帰ろうとか言いながらも、ベラべベラと話してしまっていたので彼女は席を立ち、店から出て行った。
あ、お金……まあ領収書……経費で落として貰えばいいか。
***
「ちょっとちょっと! 待ってって、冗談だって!」
「知らないもん、早く帰ればーか」
「帰る家一緒だから。車乗って帰ろうって。ごめんって。そんな怒らなくてもいいじゃんか。お互い様だろ? 斎藤、あっ、菊沢? んー、花だって俺を揶揄ったじゃないか」
ピタ。と足が止まった。
「今なんて言った?」
「俺を揶揄ったじゃないか」
「その前!」
「花だって?」
「名前」
「名前だな」
「やっと呼んでくれた」
「そう言えば確かになんか菊沢って呼びにくくて……社長って呼んだ方がいいか今は」
「逆でしょ。今だから名前で呼ぶんだから!」
今までなんて呼んでたのか分からなくなってきた。俺って今までなんて呼んでた? 子供の頃は斎藤とか、花とか呼んでたよな? あまり思い出せんが。

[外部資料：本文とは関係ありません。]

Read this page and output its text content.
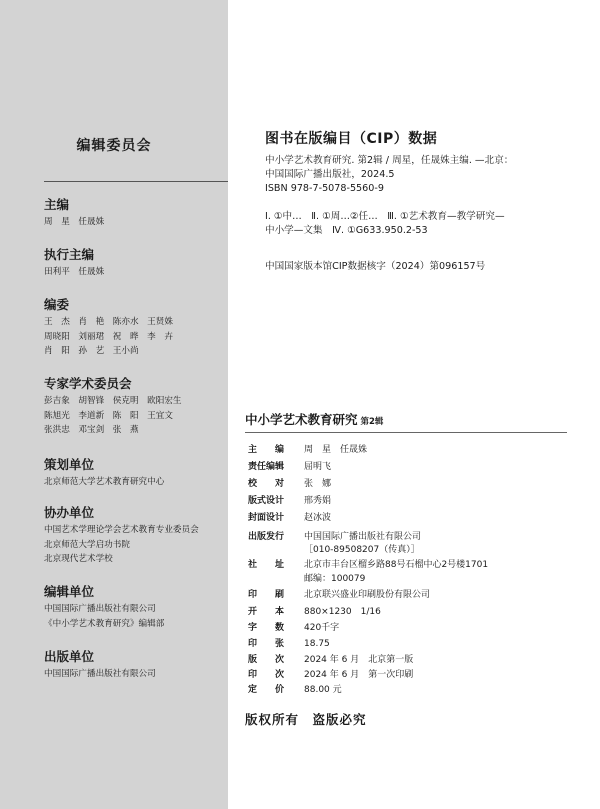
编辑委员会
主编
周　星　任晟姝
执行主编
田利平　任晟姝
编委
王　杰　肖　艳　陈亦水　王贤姝
周晓阳　刘丽珺　祝　晔　李　卉
肖　阳　孙　艺　王小尚
专家学术委员会
彭吉象　胡智锋　侯克明　欧阳宏生
陈旭光　李道新　陈　阳　王宜文
张洪忠　邓宝剑　张　燕
策划单位
北京师范大学艺术教育研究中心
协办单位
中国艺术学理论学会艺术教育专业委员会
北京师范大学启功书院
北京现代艺术学校
编辑单位
中国国际广播出版社有限公司
《中小学艺术教育研究》编辑部
出版单位
中国国际广播出版社有限公司
图书在版编目（CIP）数据
中小学艺术教育研究. 第2辑 / 周星，任晟姝主编. —北京：
中国国际广播出版社，2024.5
ISBN 978-7-5078-5560-9
Ⅰ. ①中…　Ⅱ. ①周…②任…　Ⅲ. ①艺术教育—教学研究—
中小学—文集　Ⅳ. ①G633.950.2-53
中国国家版本馆CIP数据核字（2024）第096157号
中小学艺术教育研究 第2辑
主　　编 周　星　任晟姝
责任编辑 屈明飞
校　　对 张　娜
版式设计 邢秀娟
封面设计 赵冰波
出版发行 中国国际广播出版社有限公司
［010-89508207（传真）］
社　　址 北京市丰台区榴乡路88号石榴中心2号楼1701
邮编：100079
印　　刷 北京联兴盛业印刷股份有限公司
开　　本 880×1230　1/16
字　　数 420千字
印　　张 18.75
版　　次 2024 年 6 月　北京第一版
印　　次 2024 年 6 月　第一次印刷
定　　价 88.00 元
版权所有　盗版必究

「昔はさもっと名前で呼んでくれてたじゃん。もっと名前で呼んでよ。プライベートの時くらい」
「今の俺にプライベートってあるの? いつでも仕事みたいな感じでは?」
「じゃあ今度の週末遊びにいこ。プライベート。これでいい?」
「プライベートなのそれ?」
「プライベートじゃん! 私と遊ぶのが嫌なの?」
「そんなこと言ってないだろ……」
もしかしてこの人、結構めんどくさい奴だったりする?
「じゃあ今度お出掛けね! デートね!」
「デートでは———」
「デートね!」
「……はい、分かりました」
こうして話は変な方向に進み、俺はデート? をすることになった。